Jorge A. Caballero, MD, responded to Massie's tweets and said that his understanding is any vaccine provider could be discovered and charged with defrauding the U.S. Government, with the recipient considered as a co-conspirator in the crime. He added that fraud is unethical.

My reading of this: the vaccine provider would easily be discovered and charged with the crime of defrauding the U.S. Government. Also, the “recipient” would be a co-conspirator to this crime.

Also, fraud is unethical

— Jorge A. Caballero, MD (@DataDrivenMD) October 18, 2021

While Massie's tweet advocates for health care providers and individuals who don't agree with the COVID-19 vaccine to lie about giving or receiving it, the FBI has warned that creating or buying fake vaccination cards is against the law.

"By misrepresenting yourself as vaccinated when entering schools, mass transit, workplaces, gyms, or places of worship, you put yourself and others around you at risk of contracting COVID-19," the FBI wrote in a March press release. They added that it's illegal to use the government agency's seal without authorization and faking vaccination records can lead to monetary fines and up to five years in prison.

The first cause of fraudulent COVID-19 vaccination record cards was recorded in July by the Department of Justice (DOJ) when a California-licensed naturopathic doctor was arrested for selling homeoprophylaxis immunization pellets and falsifying COVID-19 vaccine records.

 Rep. Thomas Massie Republican Kentucky
Representative Thomas Massie, a Kentucky Republican, advocated for an "ethical form of non-compliance" by encouraging people and medical providers to falsify receiving a COVID-19 vaccine. Massie speaks at a news conference on the “Fire Fauci Act” on Capitol Hill on June 15 in Washington, D.C. Anna Moneymaker/Getty Images

The DOJ said that spreading inaccurate medical records is dangerous, but Massie previously argued that forcing anyone to receive the COVID-19 vaccine "without their consent is violence."
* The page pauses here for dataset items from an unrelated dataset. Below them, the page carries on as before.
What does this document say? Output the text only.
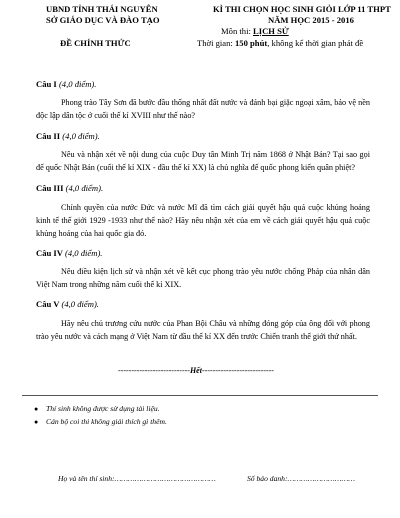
UBND TỈNH THÁI NGUYÊN
SỞ GIÁO DỤC VÀ ĐÀO TẠO
ĐỀ CHÍNH THỨC
KÌ THI CHỌN HỌC SINH GIỎI LỚP 11 THPT
NĂM HỌC 2015 - 2016
Môn thi: LỊCH SỬ
Thời gian: 150 phút, không kể thời gian phát đề
Câu I (4,0 điểm).

Phong trào Tây Sơn đã bước đầu thống nhất đất nước và đánh bại giặc ngoại xâm, bảo vệ nền độc lập dân tộc ở cuối thế kỉ XVIII như thế nào?

Câu II (4,0 điểm).

Nêu và nhận xét về nội dung của cuộc Duy tân Minh Trị năm 1868 ở Nhật Bản? Tại sao gọi đế quốc Nhật Bản (cuối thế kỉ XIX - đầu thế kỉ XX) là chủ nghĩa đế quốc phong kiến quân phiệt?

Câu III (4,0 điểm).

Chính quyền của nước Đức và nước Mĩ đã tìm cách giải quyết hậu quả cuộc khủng hoảng kinh tế thế giới 1929 -1933 như thế nào? Hãy nêu nhận xét của em về cách giải quyết hậu quả cuộc khủng hoảng của hai quốc gia đó.

Câu IV (4,0 điểm).

Nêu điều kiện lịch sử và nhận xét về kết cục phong trào yêu nước chống Pháp của nhân dân Việt Nam trong những năm cuối thế kỉ XIX.

Câu V (4,0 điểm).

Hãy nêu chủ trương cứu nước của Phan Bội Châu và những đóng góp của ông đối với phong trào yêu nước và cách mạng ở Việt Nam từ đầu thế kỉ XX đến trước Chiến tranh thế giới thứ nhất.

---------------------------Hết---------------------------
● Thí sinh không được sử dụng tài liệu.
● Cán bộ coi thi không giải thích gì thêm.
Họ và tên thí sinh:………………………………………	Số báo danh:…………………………
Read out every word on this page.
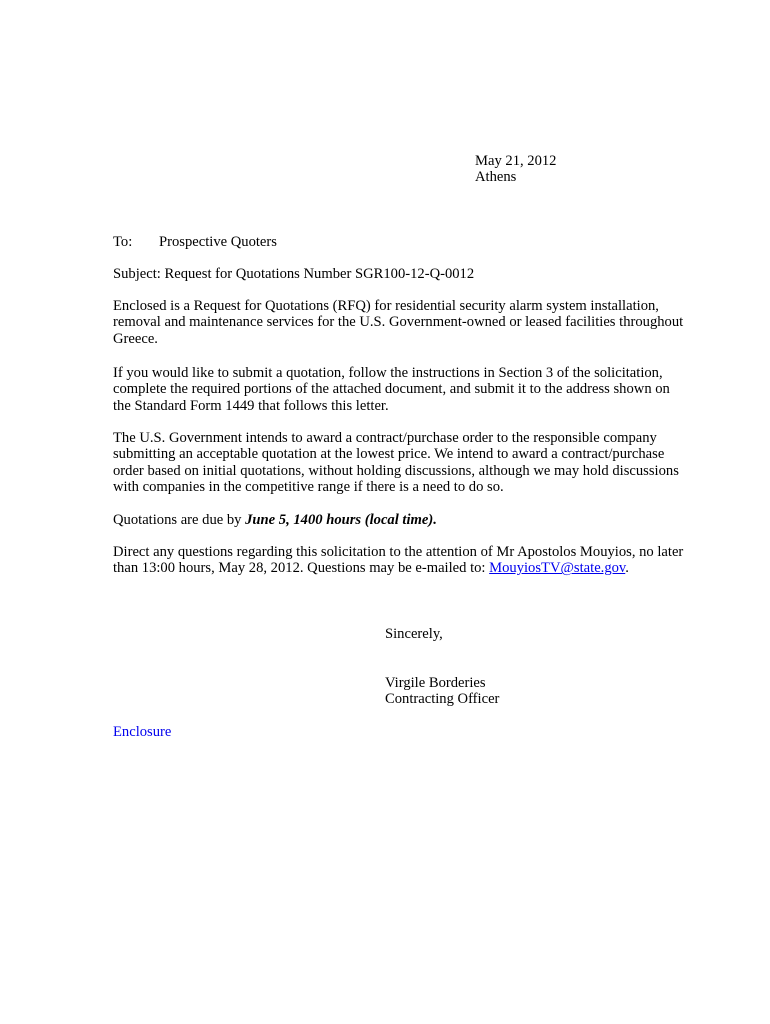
May 21, 2012
Athens
To: Prospective Quoters

Subject: Request for Quotations Number SGR100-12-Q-0012

Enclosed is a Request for Quotations (RFQ) for residential security alarm system installation,
removal and maintenance services for the U.S. Government-owned or leased facilities throughout
Greece.

If you would like to submit a quotation, follow the instructions in Section 3 of the solicitation,
complete the required portions of the attached document, and submit it to the address shown on
the Standard Form 1449 that follows this letter.

The U.S. Government intends to award a contract/purchase order to the responsible company
submitting an acceptable quotation at the lowest price. We intend to award a contract/purchase
order based on initial quotations, without holding discussions, although we may hold discussions
with companies in the competitive range if there is a need to do so.

Quotations are due by June 5, 1400 hours (local time).

Direct any questions regarding this solicitation to the attention of Mr Apostolos Mouyios, no later
than 13:00 hours, May 28, 2012. Questions may be e-mailed to: MouyiosTV@state.gov.

Sincerely,
Virgile Borderies
Contracting Officer
Enclosure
"Depriving them of their basic human rights because they won't give consent is also violence," he tweeted. "Those who promote either should be ashamed."
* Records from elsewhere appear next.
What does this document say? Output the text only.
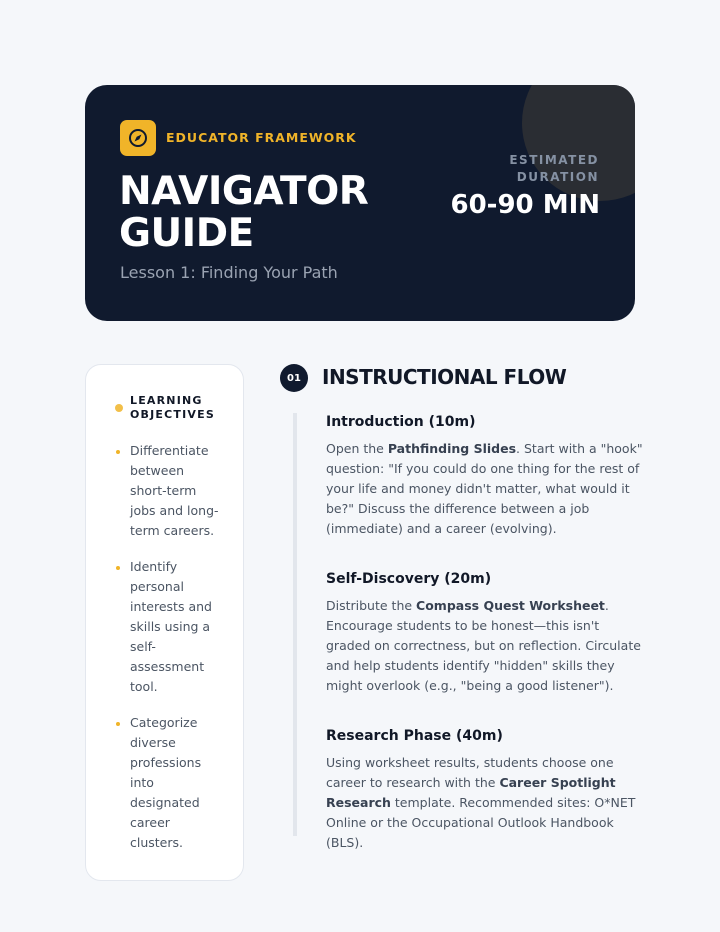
EDUCATOR FRAMEWORK
NAVIGATOR GUIDE
Lesson 1: Finding Your Path
ESTIMATED DURATION
60-90 MIN
LEARNING OBJECTIVES
Differentiate between short-term jobs and long-term careers.
Identify personal interests and skills using a self-assessment tool.
Categorize diverse professions into designated career clusters.
01	INSTRUCTIONAL FLOW
Introduction (10m)
Open the Pathfinding Slides. Start with a "hook" question: "If you could do one thing for the rest of your life and money didn't matter, what would it be?" Discuss the difference between a job (immediate) and a career (evolving).
Self-Discovery (20m)
Distribute the Compass Quest Worksheet. Encourage students to be honest—this isn't graded on correctness, but on reflection. Circulate and help students identify "hidden" skills they might overlook (e.g., "being a good listener").
Research Phase (40m)
Using worksheet results, students choose one career to research with the Career Spotlight Research template. Recommended sites: O*NET Online or the Occupational Outlook Handbook (BLS).
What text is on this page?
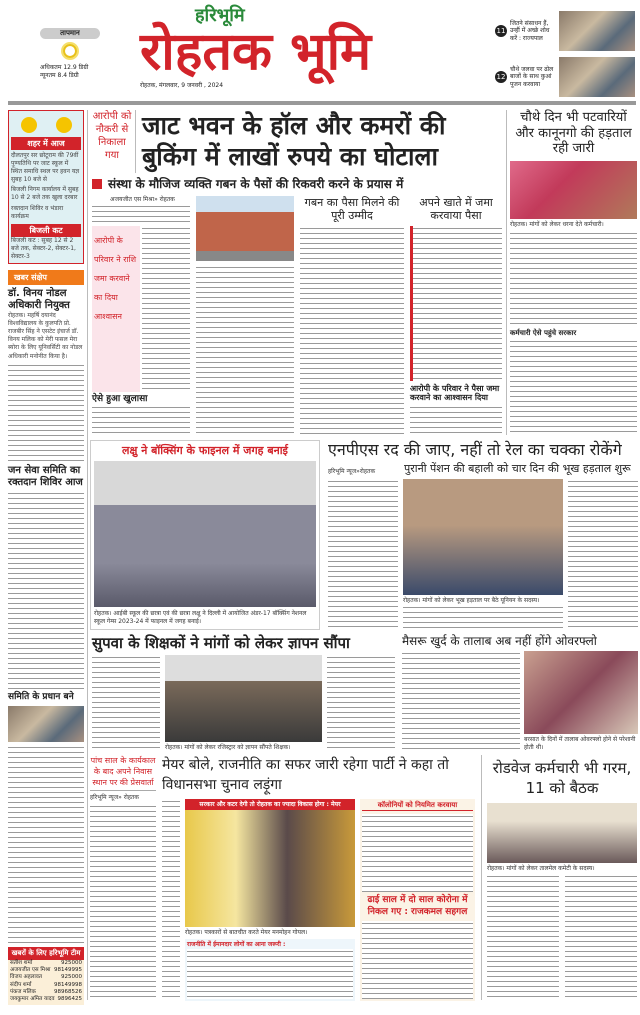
तापमान
अधिकतम 12.9 डिग्री
न्यूनतम 8.4 डिग्री
हरिभूमि
रोहतक भूमि
रोहतक, मंगलवार, 9 जनवरी , 2024
11
जितने संसाधन हैं, उन्हीं में अच्छे शोध करें : राज्यपाल
12
चौथे जलवा पर ढोल बाजों के साथ कुआं पूजन करवाया
शहर में आज
दौलतपुर सर छोटूराम की 79वीं पुण्यतिथि पर जाट स्कूल में स्थित समाधि स्थल पर हवन यज्ञ सुबह 10 बजे से
बिजली निगम कार्यालय में सुबह 10 से 2 बजे तक खुला दरबार
रक्तदान शिविर व भंडारा कार्यक्रम
बिजली कट
बिजली कट : सुबह 12 से 2 बजे तक, सेक्टर-2, सेक्टर-1, सेक्टर-3
खबर संक्षेप
डॉ. विनय नोडल अधिकारी नियुक्त
रोहतक। महर्षि दयानंद विश्वविद्यालय के कुलपति प्रो. राजबीर सिंह ने एसटेट इंचार्ज डॉ. विनय मलिक को मेरी फसल मेरा ब्योरा के लिए यूनिवर्सिटी का नोडल अधिकारी मनोनीत किया है।
जन सेवा समिति का रक्तदान शिविर आज
समिति के प्रधान बने
खबरों के लिए हरिभूमि टीम
सतीश शर्मा	925000
अजयजीत एस मिश्रा 98149995
विजय अहलावत	925000
संदीप शर्मा	98149998
पंकज मलिक	98968526
जयकुमार अमित यादव 9896425
आरोपी को नौकरी से निकाला गया
जाट भवन के हॉल और कमरों की बुकिंग में लाखों रुपये का घोटाला
संस्था के मौजिज व्यक्ति गबन के पैसों की रिकवरी करने के प्रयास में
अजयजीत एस मिश्रा» रोहतक
आरोपी के परिवार ने राशि जमा करवाने का दिया आश्वासन
ऐसे हुआ खुलासा
गबन का पैसा मिलने की पूरी उम्मीद
अपने खाते में जमा करवाया पैसा
आरोपी के परिवार ने पैसा जमा करवाने का आश्वासन दिया
चौथे दिन भी पटवारियों और कानूनगो की हड़ताल रही जारी
रोहतक। मांगों को लेकर धरना देते कर्मचारी।
कर्मचारी ऐसे पहुंचे सरकार
लक्षु ने बॉक्सिंग के फाइनल में जगह बनाई
रोहतक। आईबी स्कूल की छात्रा एवं की छात्रा लक्षु ने दिल्ली में आयोजित अंडर-17 बॉक्सिंग नेशनल स्कूल गेम्स 2023-24 में फाइनल में जगह बनाई।
एनपीएस रद की जाए, नहीं तो रेल का चक्का रोकेंगे
हरिभूमि न्यूज»रोहतक	पुरानी पेंशन की बहाली को चार दिन की भूख हड़ताल शुरू
रोहतक। मांगों को लेकर भूख हड़ताल पर बैठे यूनियन के सदस्य।
सुपवा के शिक्षकों ने मांगों को लेकर ज्ञापन सौंपा
रोहतक। मांगों को लेकर रजिस्ट्रार को ज्ञापन सौंपते शिक्षक।
मैसरू खुर्द के तालाब अब नहीं होंगे ओवरफ्लो
बरसात के दिनों में तालाब ओवरफ्लो होने से परेशानी होती थी।
पांच साल के कार्यकाल के बाद अपने निवास स्थान पर की प्रेसवार्ता
हरिभूमि न्यूज» रोहतक
मेयर बोले, राजनीति का सफर जारी रहेगा पार्टी ने कहा तो विधानसभा चुनाव लड़ूंगा
सरकार और कटर देगी तो रोहतक का ज्यादा विकास होगा : मेयर
रोहतक। पत्रकारों से बातचीत करते मेयर मनमोहन गोयल।
राजनीति में ईमानदार लोगों का आना जरूरी :
कॉलोनियों को नियमित करवाया
ढाई साल में दो साल कोरोना में निकल गए : राजकमल सहगल
रोडवेज कर्मचारी भी गरम, 11 को बैठक
रोहतक। मांगों को लेकर तालमेल कमेटी के सदस्य।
The same month, he also compared COVID restrictions to the Holocaust but later deleted the tweet. An intern for Massie, Andrew Zirkle, resigned because he felt the post was deeply offensive.

1/ I quit. I wanted to let everyone who knows me personally to know that as soon as I got in to work this morning, I resigned my position in the Office of Congressman Thomas Massie because of his tweet comparing the horrors of the Holocaust to vaccine passports. pic.twitter.com/YXSrPWW80e

— 🦀Andrew Zirkle🦀 (@theandrewzirkle) August 26, 2021

Massie was among Representatives Marjorie Taylor Greene and Ralph Norman, Republicans from Georgia and South Carolina, respectively, in suing House Speaker Nancy Pelosi over the House's mask mandate. Massie was fined $500 in May for refusing to wear a mask on the floor.

Newsweek reached out to Massie for comment.